From Experiment 1, it is evident that the area of an affected image characterised by a missing value measured in percentage directly affects the performance of the PCA/SVD facial algorithm. Resolving these missing values with various imputation schemes irrespective of the “marginal” distortion level per this study yielded a 100% accuracy indicating a total restoration of the corrupted image. However, in increasing the distortion rate to 100% on the affected reason, a different observation was noted in Experiment 3. This observation suggests another level of investigation of the imputation schemes employed in the study. In this section, we run each scheme on a single image taken from the Jaffe dataset (due to its inherent characteristics and interactions with the imputation scheme) at a varying percentage of missing values (i.e., 5%–30% at an increment of 5%). The CPU clock time was used as a metric for evaluation, and since the clock time can be affected negatively by CPU overhead, ten cycles were carried out per scheme to curb the effect. The average of the ten cycles is reported in Table 5 with a graphical presentation in Figure 6. From Figure 6, it is seen that though all the schemes could sufficiently impute missing values resulting in a perfect score, they do so at the expense of the computer resources. PCR recorded the highest cost, followed by PLS, NIPALS, TSR, PMP, and IA. It is also observed from Figure 6 that an increase in distortion rate leads to an increase in the cost of imputation, implying that one needs to be mindful in the selection of an appropriate imputation scheme given a resource-constrained environment. For the purpose of this study, IA proved to be more efficient across all the four (4) experiments carried out in handling missing values and in a resource-constrained environment. It should be noted that Table 5 is added to this study to guide readers to reproduce the graph for further analysis.
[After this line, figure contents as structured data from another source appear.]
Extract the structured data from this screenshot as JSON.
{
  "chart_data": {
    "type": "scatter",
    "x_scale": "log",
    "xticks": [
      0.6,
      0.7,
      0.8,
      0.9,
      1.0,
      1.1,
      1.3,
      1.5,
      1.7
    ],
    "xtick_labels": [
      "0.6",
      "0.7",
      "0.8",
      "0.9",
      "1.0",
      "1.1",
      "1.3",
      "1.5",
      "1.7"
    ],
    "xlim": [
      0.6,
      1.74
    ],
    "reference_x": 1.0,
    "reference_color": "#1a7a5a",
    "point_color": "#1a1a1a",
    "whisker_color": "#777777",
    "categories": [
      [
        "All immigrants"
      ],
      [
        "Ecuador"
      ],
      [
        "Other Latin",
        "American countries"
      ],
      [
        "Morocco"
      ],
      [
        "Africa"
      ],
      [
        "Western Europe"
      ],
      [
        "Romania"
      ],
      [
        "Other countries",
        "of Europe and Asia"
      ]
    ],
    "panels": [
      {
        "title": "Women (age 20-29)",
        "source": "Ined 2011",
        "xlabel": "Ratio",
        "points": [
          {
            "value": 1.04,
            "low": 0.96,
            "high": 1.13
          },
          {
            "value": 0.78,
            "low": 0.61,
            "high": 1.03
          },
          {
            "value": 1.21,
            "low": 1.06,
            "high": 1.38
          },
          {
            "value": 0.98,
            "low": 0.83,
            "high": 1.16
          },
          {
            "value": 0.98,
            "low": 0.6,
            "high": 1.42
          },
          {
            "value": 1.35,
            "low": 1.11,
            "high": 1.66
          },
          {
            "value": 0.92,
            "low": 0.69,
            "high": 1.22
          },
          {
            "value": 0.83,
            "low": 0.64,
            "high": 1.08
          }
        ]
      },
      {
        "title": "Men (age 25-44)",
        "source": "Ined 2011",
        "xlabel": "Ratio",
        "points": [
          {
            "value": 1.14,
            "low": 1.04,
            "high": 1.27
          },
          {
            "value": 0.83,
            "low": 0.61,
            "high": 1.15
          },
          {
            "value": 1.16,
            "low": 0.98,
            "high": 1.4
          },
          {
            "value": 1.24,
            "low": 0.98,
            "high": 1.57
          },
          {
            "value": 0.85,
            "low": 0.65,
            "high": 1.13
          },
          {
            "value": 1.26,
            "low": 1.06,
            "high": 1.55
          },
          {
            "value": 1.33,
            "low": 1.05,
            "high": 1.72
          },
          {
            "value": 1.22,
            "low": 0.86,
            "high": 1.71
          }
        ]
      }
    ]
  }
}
3.6. Observation of Image Smoothing Operators

In this study, it is being observed that several works that perform facial recognition using PCA/SVD algorithms mostly perform image denoising prior to feature extraction operations. Assumptions in such studies are that a Gaussian distributed noise characterises the effects of the illumination on natural images or scenes. With this assumption made, Gaussian filtering is carried out in the frequency domain using transforms such as Fast Fourier Transform (FFT) and Discrete Wavelet Transform (DWT). Though these assumptions may sound valid in their representations, this study noted the contrary using the same dataset (i.e., Jaffe and MIT-CBCL). It was found out that the PCA/SVD algorithm is already equipped with an inherent ability to scale well without the need for image smoothing operations, hence rendering that filtering operation insignificant in this study and attribution of extra cost in time complexity.

4. Conclusion

In this study, we treated partial occlusion as a missing value problem and validated the performance of three selected data imputation schemes. Five (5) overlapping experiments were carried out in the validation process, all attempting to select the best data imputation scheme that works well with the famous SVD/PCA facial recognition algorithm. Using three datasets with varying structure and context, it was concluded that IA works exceptionally well across all five experiments with SVD/PCA compared to NIPALS and PMP. Further study in this area of partial occlusion seeks to review the existence of other nonstatistical missing data imputation schemes and how they could be implemented in this domain for improved performance.

Data Availability

The data used for this study are available on request from the following sites MIT: http://cbcl.mit.edu/software-datasets/heisele/facerecognition-database.html Jaffe: https://zenodo.org/record/3451524.

Conflicts of Interest

The authors declare that they have no conflicts of interest.